FRIENDLIES are often labelled as pointless, boring exercises that turn out to be worthless, pathetic training matches.

This game could not have been further from that statement.

Remember, this was Germany versus England.

Two countries with such a great historic background, such a massive rivalry that it was never going to be a flat, boring match.

England were out for revenge after the 2-1 defeat last August against the Germans at Wembley Stadium, instead looking to revive golden memories of that fantastic night in Munich in 2001.

Of course, that wonderful night saw an England team crush the Germans 5-1 in their own back yard.

Yet the record for Germany is different when it comes to playing in the capital, Berlin.

Unbeaten there since 1973, this really was a significant challenge for England to overcome, one I really couldn’t call.

Would we be able to take a result?

Of course, neither side were full strength.

England were missing the likes of Steven Gerrard, Frank Lampard and Wayne Rooney whilst the Germans suffered the loss of influential midfielder and captain Michael Ballack.

Yet this could well have been a blessing in disguise for Mr Capello and his men.

It allowed new blood, as well as forgotten faces, the opportunity to shine and really give the manager a headache.

Players such as Gabriel Agbonlahor, Ashley Young, Matthew Upson and Stewart Downing were given the opportunity to start in Berlin, and how they took their chance.

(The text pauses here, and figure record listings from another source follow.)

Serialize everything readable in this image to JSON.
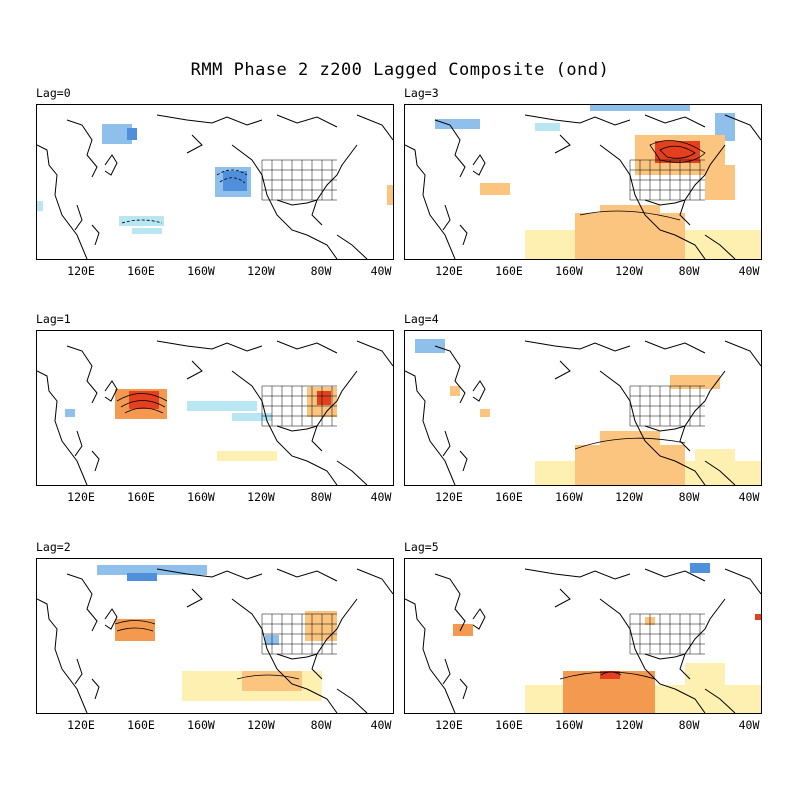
{
  "title": "RMM Phase 2 z200 Lagged Composite (ond)",
  "x_ticks": [
    "120E",
    "160E",
    "160W",
    "120W",
    "80W",
    "40W"
  ],
  "colors": {
    "pos_light": "#fdf0b0",
    "pos_mid": "#fbc580",
    "pos_orange": "#f39a50",
    "pos_strong": "#e44020",
    "neg_light": "#b8e6f2",
    "neg_mid": "#8fc0ec",
    "neg_strong": "#4f8fdc",
    "coast": "#000000"
  },
  "panels": [
    {
      "id": "lag0",
      "label": "Lag=0"
    },
    {
      "id": "lag3",
      "label": "Lag=3"
    },
    {
      "id": "lag1",
      "label": "Lag=1"
    },
    {
      "id": "lag4",
      "label": "Lag=4"
    },
    {
      "id": "lag2",
      "label": "Lag=2"
    },
    {
      "id": "lag5",
      "label": "Lag=5"
    }
  ]
}
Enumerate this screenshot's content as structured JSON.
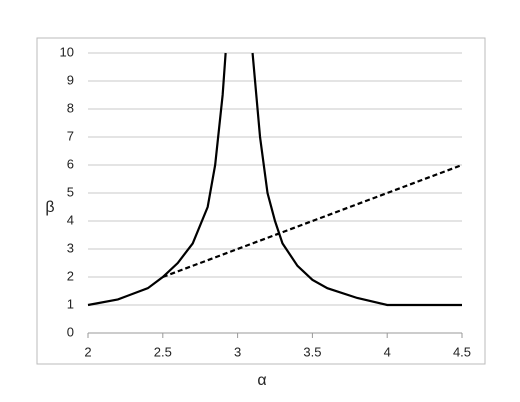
{
  "chart_data": {
    "type": "line",
    "xlabel": "α",
    "ylabel": "β",
    "xlim": [
      2,
      4.5
    ],
    "xticks": [
      2,
      2.5,
      3,
      3.5,
      4,
      4.5
    ],
    "ylim": [
      0,
      10
    ],
    "yticks": [
      0,
      1,
      2,
      3,
      4,
      5,
      6,
      7,
      8,
      9,
      10
    ],
    "grid": true,
    "series": [
      {
        "color": "#000000",
        "dash": false,
        "x": [
          2,
          2.2,
          2.4,
          2.5,
          2.6,
          2.7,
          2.8,
          2.85,
          2.9,
          2.92,
          null,
          3.1,
          3.15,
          3.2,
          3.25,
          3.3,
          3.4,
          3.5,
          3.6,
          3.8,
          4,
          4.5
        ],
        "values": [
          1,
          1.2,
          1.6,
          2,
          2.5,
          3.2,
          4.5,
          6,
          8.5,
          10,
          null,
          10,
          7,
          5,
          4,
          3.2,
          2.4,
          1.9,
          1.6,
          1.25,
          1,
          1
        ]
      },
      {
        "color": "#000000",
        "dash": true,
        "x": [
          2.5,
          4.5
        ],
        "values": [
          2,
          6
        ]
      }
    ]
  }
}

Agbonlahor gave an all-round impressive performance, whilst Matthew Upson added to a quality performance with his first England goal.

For me, I feel the game was extremely beneficial for players like these who otherwise would be limited to bit-part appearances had it not been for the extensive injury list.

For a supposed “friendly”, the game was played at a frantic pace that delivered some good football.

England kept the ball well, and it pleased me to see the side looking to bring the pace of the Premiership onto the international scene.

For so many years this has been England’s downfall.

We have consistently dropped the pace to play at the opposition’s continental slow style, instead of maintaining the rapid speed game that the Premiership is famed for.

If we did this, I am sure we would be one of the top sides in the world.

The passing game that we played was superb, a real change and joy to watch.

This was a different England, one that seemed more confident and less predictable, a team that was willing to go forward passing the ball rather than the long ball game so prominent in the last few years.

For all the impressive performances, I feel I must point out the poor ones.

Scott Carson, what on earth was Terry and himself doing?

To be fair to the goalkeeper, I would not jump on the bandwagon by saying it was entirely his fault, this being due to the fact that Terry’s defending was the type you would see on a school playground.

Though seeing as they are both professional footballers, this was a inexcusable mistake.

Terry should have dealt with the ball when seeing Carson’s hesitation, whereas the keeper himself should have been more commanding when collecting what was really a simple ball.

Yet it’s not just Scott Carson who should receive criticism.

Darren Bent is just not an England international.

He reminds me of Andy Cole back in his heyday, brilliant when on form but as soon as it comes to the international stage he just does not fit the bill.

His touches were poor, and finishing not that of an international player, especially when having beat the keeper just before the Germans equaliser.

One player who stood out in particular was Shaun Wright-Phillips.

The Manchester City star was simply magnificent, and really impressed me with his speed, flair and eye for goal.

We all know these are the typical traits of Wright-Phillips, but he seemed to relish the opportunity of taking advantage of Theo Walcott’s absence on the right flank.

Such a great game deserved a goal for the city wizard, and he was unlucky when 25 yard drive crashed off the right post.

It all comes down to one thing, where will England go from here?

No doubt the hype will continue to build, as it always does, but the nation must stay realistic.

We are not a world beating team, and the players have begun to realise that hyping themselves up has been a major factor in the pressure placed on them.

No doubt the quality of the performance’s of late have improved, but the real judgement of Capello’s success will ultimately come in the next major tournament, World Cup 2010.

Currently being in prime position to qualify is a great achievement by Capello’s men, but they can ill afford to let complacency set in.

All the same, any win over Germany is welcomed and one to be cherished.